High-precision Real-time Object Detection Based on Bird's Eye Viewfrom 3D Point Clouds

  • 摘要: 针对基于3维点云的目标检测问题,提出了一种高精度实时的单阶段深度神经网络,分别在网络特征提取、损失函数设计和训练数据增强等3个方面提出了新的解决方案.首先对点云直接进行体素化来构建鸟瞰图.在特征提取阶段,使用残差结构提取高层语义特征,并融合多层次特征输出稠密的特征图.在回归鸟瞰图上的目标框的同时,在损失函数中考虑二次偏移量以实现更高精度的收敛.在网络训练中,使用不同帧3维点云混合的方式进行数据增强,提高网络的泛化性能.基于KITTI鸟瞰图目标检测数据集的实验结果表明,本文提出的网络仅使用雷达点云的位置信息,在性能上不仅优于目前最先进的鸟瞰图目标检测网络,而且优于融合图像和点云的检测方案,且整个网络运行速度达到20帧/秒,满足实时性要求.
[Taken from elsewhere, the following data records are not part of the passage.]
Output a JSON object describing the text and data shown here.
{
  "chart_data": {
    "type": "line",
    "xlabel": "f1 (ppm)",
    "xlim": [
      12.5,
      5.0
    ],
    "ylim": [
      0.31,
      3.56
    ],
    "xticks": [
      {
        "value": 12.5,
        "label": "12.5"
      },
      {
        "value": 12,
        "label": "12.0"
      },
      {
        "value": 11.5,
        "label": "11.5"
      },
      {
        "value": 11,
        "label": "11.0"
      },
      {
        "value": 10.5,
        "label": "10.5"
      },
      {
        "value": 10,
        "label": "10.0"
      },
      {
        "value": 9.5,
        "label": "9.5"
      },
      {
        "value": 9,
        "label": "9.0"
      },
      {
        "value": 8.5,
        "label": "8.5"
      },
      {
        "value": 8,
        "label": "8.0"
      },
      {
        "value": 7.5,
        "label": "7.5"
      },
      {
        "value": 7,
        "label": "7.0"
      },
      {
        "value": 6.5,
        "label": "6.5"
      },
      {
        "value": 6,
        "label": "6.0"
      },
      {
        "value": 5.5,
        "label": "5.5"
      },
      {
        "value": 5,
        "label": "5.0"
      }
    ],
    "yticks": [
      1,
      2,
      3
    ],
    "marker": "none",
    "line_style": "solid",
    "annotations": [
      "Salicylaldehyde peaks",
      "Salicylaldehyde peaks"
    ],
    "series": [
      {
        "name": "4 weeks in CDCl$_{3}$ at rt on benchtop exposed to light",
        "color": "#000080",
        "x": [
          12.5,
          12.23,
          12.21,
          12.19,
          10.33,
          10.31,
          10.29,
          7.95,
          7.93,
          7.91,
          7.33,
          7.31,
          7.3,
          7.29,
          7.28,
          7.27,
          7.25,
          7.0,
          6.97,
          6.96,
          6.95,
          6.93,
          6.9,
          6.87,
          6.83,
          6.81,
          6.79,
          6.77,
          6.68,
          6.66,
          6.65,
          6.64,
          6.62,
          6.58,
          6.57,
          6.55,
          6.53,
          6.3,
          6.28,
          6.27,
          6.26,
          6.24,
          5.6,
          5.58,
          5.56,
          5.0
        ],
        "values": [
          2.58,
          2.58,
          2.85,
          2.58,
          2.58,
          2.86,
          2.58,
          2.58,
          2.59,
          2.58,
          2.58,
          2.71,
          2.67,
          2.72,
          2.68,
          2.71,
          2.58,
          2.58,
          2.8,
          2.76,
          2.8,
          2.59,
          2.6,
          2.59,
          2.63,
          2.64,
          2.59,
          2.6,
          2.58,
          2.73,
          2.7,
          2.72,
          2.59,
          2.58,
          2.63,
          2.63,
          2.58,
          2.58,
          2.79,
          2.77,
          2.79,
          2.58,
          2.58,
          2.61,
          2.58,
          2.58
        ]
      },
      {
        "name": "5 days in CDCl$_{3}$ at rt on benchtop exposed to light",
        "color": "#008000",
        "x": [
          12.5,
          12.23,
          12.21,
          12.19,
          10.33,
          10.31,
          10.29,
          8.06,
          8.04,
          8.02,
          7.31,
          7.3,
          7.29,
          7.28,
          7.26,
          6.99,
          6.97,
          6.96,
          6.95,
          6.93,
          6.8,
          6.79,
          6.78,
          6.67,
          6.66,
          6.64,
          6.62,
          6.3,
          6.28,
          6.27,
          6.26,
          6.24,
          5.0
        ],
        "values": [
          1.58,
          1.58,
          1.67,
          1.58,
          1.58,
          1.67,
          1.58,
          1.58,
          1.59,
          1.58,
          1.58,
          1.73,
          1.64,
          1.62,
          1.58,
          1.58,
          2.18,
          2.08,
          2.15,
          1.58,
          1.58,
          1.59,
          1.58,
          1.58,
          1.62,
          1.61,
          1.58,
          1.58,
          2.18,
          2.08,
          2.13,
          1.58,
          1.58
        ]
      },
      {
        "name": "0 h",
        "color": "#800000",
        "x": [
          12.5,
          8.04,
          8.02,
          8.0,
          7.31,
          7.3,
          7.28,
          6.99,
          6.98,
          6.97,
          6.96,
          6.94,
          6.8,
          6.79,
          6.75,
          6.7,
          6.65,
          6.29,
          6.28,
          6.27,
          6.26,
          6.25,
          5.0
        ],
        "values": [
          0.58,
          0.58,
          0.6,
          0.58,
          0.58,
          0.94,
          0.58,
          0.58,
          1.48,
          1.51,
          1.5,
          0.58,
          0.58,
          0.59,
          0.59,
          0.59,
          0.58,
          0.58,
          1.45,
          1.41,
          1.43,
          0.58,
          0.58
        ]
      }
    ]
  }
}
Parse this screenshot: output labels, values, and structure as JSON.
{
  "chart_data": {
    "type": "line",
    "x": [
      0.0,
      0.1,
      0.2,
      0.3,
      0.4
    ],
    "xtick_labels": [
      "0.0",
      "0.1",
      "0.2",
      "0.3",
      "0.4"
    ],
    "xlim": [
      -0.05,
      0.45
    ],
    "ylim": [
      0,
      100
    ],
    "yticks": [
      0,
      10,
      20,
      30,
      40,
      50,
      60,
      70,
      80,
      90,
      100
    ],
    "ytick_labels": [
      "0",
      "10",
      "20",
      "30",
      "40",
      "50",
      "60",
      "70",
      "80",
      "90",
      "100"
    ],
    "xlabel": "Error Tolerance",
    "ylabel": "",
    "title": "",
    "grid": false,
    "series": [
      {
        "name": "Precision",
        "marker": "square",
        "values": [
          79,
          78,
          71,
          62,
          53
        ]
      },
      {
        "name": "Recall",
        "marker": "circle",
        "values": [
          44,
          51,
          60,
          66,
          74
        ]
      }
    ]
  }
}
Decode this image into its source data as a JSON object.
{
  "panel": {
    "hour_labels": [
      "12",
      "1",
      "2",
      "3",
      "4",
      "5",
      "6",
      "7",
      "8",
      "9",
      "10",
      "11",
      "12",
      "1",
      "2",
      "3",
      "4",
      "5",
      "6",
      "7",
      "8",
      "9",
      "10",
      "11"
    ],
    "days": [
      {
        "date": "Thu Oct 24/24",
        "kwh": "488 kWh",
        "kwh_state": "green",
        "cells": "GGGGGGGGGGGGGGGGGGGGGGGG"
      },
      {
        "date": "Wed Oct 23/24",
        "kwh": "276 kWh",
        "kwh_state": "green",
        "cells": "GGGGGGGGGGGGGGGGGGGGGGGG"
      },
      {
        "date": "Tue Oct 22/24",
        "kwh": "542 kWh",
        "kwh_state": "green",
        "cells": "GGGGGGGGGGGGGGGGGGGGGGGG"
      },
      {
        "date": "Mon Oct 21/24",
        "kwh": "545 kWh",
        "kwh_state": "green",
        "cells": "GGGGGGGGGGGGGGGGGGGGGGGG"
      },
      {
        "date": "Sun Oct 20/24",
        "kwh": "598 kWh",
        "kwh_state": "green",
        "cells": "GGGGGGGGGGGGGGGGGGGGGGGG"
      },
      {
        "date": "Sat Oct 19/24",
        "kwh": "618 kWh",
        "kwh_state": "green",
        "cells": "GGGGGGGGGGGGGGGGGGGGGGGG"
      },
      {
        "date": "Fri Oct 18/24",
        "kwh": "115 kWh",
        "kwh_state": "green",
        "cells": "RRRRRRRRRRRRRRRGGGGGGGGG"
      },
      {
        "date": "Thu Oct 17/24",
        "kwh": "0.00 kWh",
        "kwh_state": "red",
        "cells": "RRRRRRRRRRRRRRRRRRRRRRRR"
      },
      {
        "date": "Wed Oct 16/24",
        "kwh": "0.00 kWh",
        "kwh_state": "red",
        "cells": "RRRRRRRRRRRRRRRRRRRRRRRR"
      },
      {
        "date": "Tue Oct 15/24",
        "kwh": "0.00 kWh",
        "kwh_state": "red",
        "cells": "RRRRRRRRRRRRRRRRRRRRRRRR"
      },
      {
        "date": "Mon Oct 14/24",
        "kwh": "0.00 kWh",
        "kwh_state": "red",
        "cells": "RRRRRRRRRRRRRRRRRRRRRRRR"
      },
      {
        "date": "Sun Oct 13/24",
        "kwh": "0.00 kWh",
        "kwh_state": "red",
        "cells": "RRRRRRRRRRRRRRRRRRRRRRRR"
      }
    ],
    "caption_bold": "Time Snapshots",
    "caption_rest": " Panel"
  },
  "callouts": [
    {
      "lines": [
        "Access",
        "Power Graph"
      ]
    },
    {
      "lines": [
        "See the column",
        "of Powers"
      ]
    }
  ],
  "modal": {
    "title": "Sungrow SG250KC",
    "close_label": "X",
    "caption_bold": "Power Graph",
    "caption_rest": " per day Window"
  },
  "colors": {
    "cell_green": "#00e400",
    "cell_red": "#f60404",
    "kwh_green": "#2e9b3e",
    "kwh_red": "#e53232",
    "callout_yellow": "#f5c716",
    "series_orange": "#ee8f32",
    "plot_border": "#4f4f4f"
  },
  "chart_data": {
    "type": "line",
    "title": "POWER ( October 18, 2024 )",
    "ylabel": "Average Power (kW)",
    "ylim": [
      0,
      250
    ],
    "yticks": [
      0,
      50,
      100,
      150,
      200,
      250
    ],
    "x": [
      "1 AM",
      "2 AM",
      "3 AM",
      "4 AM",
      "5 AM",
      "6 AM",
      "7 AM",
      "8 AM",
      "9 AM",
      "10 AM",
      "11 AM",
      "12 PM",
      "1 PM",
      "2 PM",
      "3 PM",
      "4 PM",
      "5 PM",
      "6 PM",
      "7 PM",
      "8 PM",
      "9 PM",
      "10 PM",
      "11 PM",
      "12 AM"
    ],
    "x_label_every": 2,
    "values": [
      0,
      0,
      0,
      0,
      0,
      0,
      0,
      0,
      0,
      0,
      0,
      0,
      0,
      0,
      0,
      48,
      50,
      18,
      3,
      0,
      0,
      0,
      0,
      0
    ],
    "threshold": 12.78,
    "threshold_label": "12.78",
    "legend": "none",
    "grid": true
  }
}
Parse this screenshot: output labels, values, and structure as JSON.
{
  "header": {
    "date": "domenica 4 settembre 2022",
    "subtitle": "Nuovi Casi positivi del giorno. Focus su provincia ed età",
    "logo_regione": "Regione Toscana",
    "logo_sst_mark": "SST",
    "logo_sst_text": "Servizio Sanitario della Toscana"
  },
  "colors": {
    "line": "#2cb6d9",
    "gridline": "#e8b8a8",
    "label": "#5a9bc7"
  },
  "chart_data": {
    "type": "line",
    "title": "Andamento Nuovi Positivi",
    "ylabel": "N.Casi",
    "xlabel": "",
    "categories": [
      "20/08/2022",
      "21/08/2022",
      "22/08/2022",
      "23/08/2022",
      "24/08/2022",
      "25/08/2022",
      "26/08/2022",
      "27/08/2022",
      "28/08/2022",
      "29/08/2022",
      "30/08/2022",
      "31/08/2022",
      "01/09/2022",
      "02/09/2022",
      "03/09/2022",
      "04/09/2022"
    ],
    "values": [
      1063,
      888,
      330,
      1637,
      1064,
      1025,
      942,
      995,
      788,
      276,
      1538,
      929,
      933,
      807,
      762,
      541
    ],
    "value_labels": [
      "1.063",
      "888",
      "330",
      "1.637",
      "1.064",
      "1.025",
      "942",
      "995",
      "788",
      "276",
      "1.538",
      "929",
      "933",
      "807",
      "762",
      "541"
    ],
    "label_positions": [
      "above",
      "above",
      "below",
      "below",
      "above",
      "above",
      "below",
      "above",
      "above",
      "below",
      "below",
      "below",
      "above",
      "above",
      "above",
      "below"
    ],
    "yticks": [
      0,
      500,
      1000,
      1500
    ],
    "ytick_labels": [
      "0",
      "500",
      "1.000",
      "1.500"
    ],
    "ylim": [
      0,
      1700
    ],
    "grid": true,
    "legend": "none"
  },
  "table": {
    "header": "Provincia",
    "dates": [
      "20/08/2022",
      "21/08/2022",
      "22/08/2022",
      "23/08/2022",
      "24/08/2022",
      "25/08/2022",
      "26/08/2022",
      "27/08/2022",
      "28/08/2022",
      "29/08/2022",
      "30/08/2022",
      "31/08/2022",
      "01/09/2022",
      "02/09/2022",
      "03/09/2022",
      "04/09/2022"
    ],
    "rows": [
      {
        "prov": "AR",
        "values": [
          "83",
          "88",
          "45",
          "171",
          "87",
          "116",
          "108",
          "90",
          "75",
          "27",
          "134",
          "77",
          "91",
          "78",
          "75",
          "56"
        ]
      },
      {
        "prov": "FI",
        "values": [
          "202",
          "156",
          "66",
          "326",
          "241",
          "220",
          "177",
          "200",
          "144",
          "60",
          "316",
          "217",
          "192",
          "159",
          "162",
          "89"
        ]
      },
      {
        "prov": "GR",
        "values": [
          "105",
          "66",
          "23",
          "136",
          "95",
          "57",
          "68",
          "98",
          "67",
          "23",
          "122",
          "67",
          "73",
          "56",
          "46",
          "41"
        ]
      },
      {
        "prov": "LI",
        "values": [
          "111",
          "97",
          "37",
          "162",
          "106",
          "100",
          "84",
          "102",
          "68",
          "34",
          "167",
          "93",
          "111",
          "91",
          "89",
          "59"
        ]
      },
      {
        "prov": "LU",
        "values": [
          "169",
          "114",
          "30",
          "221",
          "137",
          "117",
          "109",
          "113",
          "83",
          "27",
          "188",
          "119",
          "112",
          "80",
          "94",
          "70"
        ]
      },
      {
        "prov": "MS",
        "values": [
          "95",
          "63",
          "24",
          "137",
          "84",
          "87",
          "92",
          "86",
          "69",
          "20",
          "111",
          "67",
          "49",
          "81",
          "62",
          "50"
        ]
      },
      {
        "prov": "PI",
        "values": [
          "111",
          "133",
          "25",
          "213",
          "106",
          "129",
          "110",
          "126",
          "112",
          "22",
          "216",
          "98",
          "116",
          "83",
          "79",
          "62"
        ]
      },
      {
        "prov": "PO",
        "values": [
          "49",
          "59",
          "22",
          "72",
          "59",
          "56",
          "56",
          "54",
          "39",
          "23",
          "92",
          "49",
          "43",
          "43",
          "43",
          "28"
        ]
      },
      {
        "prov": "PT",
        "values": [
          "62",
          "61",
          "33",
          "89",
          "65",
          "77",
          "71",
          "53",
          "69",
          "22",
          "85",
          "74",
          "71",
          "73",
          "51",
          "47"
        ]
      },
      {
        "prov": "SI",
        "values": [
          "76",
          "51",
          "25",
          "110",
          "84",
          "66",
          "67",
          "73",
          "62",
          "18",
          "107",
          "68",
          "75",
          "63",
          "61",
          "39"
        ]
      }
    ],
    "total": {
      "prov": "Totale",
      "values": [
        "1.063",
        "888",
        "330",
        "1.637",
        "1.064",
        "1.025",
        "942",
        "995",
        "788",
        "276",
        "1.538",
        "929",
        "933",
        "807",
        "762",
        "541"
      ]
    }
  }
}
    Abstract: For the problem of object detection from 3D point clouds, a high-precision and real-time single-stage deep neural network is proposed, which includes new solutions in three aspects: network feature extraction, loss function design and data augmentation. Firstly, the point clouds are directly voxelized to build a bird's eye view (BEV). In the step of feature extraction, the residual structure is used to extract high-level semantic features, and the multi-level features are combined to output dense feature map. While regressing the bounding boxes of objects from the BEV, the quadratic offset is considered in the loss function to achieve the convergence with higher precision. In training process, data augmentation is adopted by mixing 3D point clouds from different frames to improve the generalization of the network. The experimental results based on the KITTI BEV object detection dataset show that the proposed network only using the position information of the lidar point cloud, is not only better than the state-of-the-art BEV object detection network in performance, but also outperforms the methods that fuse images and point clouds. And the speed of the entire network reaches 20 frame/s, which meets the real-time requirement.